Washington: A new discovery by scientists provides a crucial key to understanding how neutrinos, ghostly particles with multiple personalities, change identity and may help shed light on why matter exists in the universe.
Members of the large international Daya Bay collaboration reported the last of three measurements that describe how the three types, or flavours, of neutrinos blend with one another, providing an explanation for their spooky morphing from one flavour to another, a phenomenon called neutrino oscillation.
The inside of a cylindrical antineutrino detector before being filled with clear liquid scintillator, which reveals antineutrino interactions by the very faint flashes of light they emit. Sensitive photomultiplier tubes line the detector walls, ready to amplify and record the telltale flashes.

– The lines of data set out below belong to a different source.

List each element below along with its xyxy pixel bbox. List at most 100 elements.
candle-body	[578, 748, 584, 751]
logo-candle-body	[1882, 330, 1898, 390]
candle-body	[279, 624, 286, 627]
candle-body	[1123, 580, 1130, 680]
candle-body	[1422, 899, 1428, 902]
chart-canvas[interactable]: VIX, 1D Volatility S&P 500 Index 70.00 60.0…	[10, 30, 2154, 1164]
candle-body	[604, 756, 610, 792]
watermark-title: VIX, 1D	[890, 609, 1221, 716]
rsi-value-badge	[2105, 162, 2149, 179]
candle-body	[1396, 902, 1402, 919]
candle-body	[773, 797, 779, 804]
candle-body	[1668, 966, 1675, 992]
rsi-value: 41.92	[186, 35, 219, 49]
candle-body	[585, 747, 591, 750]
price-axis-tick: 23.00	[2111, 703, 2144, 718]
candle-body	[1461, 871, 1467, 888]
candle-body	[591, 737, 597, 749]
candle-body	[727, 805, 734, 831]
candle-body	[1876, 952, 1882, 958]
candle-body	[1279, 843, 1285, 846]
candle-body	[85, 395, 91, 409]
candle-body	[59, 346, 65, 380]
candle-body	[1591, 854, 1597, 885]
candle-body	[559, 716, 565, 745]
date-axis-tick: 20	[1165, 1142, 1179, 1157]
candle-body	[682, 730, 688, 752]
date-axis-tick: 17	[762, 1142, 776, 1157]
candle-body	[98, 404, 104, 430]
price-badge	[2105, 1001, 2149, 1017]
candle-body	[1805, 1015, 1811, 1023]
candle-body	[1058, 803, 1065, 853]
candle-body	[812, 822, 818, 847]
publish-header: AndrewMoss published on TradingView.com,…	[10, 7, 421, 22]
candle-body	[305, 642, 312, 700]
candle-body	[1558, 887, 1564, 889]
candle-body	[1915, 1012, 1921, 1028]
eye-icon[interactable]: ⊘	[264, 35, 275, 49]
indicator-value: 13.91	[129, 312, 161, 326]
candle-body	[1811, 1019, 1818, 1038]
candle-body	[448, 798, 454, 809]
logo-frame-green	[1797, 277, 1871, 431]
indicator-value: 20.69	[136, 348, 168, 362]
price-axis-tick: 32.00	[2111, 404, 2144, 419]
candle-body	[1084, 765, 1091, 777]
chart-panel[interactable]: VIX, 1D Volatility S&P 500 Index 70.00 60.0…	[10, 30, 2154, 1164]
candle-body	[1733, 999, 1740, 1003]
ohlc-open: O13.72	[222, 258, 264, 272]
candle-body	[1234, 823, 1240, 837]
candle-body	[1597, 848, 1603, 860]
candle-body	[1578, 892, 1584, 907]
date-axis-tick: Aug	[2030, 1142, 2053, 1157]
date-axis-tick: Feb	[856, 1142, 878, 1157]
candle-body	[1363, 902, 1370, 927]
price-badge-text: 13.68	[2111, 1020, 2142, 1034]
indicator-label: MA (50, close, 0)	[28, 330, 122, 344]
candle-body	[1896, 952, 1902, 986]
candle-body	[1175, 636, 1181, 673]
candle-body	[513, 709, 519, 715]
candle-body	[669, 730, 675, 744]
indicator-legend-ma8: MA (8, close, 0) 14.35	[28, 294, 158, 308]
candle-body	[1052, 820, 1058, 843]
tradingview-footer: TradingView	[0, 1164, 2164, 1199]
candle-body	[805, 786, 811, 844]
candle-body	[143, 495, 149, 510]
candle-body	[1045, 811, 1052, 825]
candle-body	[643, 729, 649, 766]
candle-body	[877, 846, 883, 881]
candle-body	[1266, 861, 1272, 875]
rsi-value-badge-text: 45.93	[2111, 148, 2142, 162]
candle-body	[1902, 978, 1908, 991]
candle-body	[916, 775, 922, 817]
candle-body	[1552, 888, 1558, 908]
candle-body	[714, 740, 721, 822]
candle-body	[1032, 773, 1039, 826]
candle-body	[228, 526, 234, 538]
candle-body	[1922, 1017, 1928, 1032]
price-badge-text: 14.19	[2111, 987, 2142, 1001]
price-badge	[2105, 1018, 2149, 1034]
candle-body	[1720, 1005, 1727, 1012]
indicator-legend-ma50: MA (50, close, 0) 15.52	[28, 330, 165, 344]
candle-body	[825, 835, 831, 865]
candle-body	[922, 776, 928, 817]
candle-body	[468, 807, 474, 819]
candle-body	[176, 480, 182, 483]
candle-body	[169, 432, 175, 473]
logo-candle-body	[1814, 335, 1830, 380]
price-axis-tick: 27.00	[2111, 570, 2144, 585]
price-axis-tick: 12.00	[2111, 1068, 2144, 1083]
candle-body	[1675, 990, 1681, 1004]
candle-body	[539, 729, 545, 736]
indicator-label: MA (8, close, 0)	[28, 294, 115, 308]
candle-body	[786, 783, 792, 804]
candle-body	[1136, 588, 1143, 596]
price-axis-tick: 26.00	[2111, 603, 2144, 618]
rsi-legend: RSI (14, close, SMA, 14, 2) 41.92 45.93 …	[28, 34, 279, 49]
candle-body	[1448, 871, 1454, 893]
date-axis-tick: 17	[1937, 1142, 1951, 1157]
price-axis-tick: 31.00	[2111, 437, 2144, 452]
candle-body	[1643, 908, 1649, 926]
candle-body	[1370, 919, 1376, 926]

The measurement makes possible new experiments that may help explain why the present universe is filled mostly with matter, and not equal parts of matter and antimatter that would have annihilated each other to leave behind nothing but energy.
One theory is that a process shortly after the birth of the universe led to the asymmetry, but a necessary condition for this is the violation of charge-parity (or CP) symmetry. If neutrinos and their antimatter equivalent, antineutrinos, oscillate differently, this could provide the explanation.
“The result is very exciting, because it essentially allows us to compare neutrino and antineutrino oscillations in the future and see how different they are and hopefully have an answer to the question, Why do we exist?” Kam-Biu Luk, co-spokesperson of the experiment from the University of California, Berkeley, said.
Researchers knew that if the observed third kind of oscillation were zero or near zero, it would make further study of matter-antimatter asymmetry difficult.
“This is a new type of neutrino oscillation, and it is surprisingly large,” Yifang Wang, co-spokesperson and Chinese project manager of the Daya Bay experiment, said.
“Our precise measurement will complete the understanding of the neutrino oscillation and pave the way for the future understanding of matter-antimatter asymmetry in the universe,” Wang added.
The study has been submitted to the journal Physical Review Letters.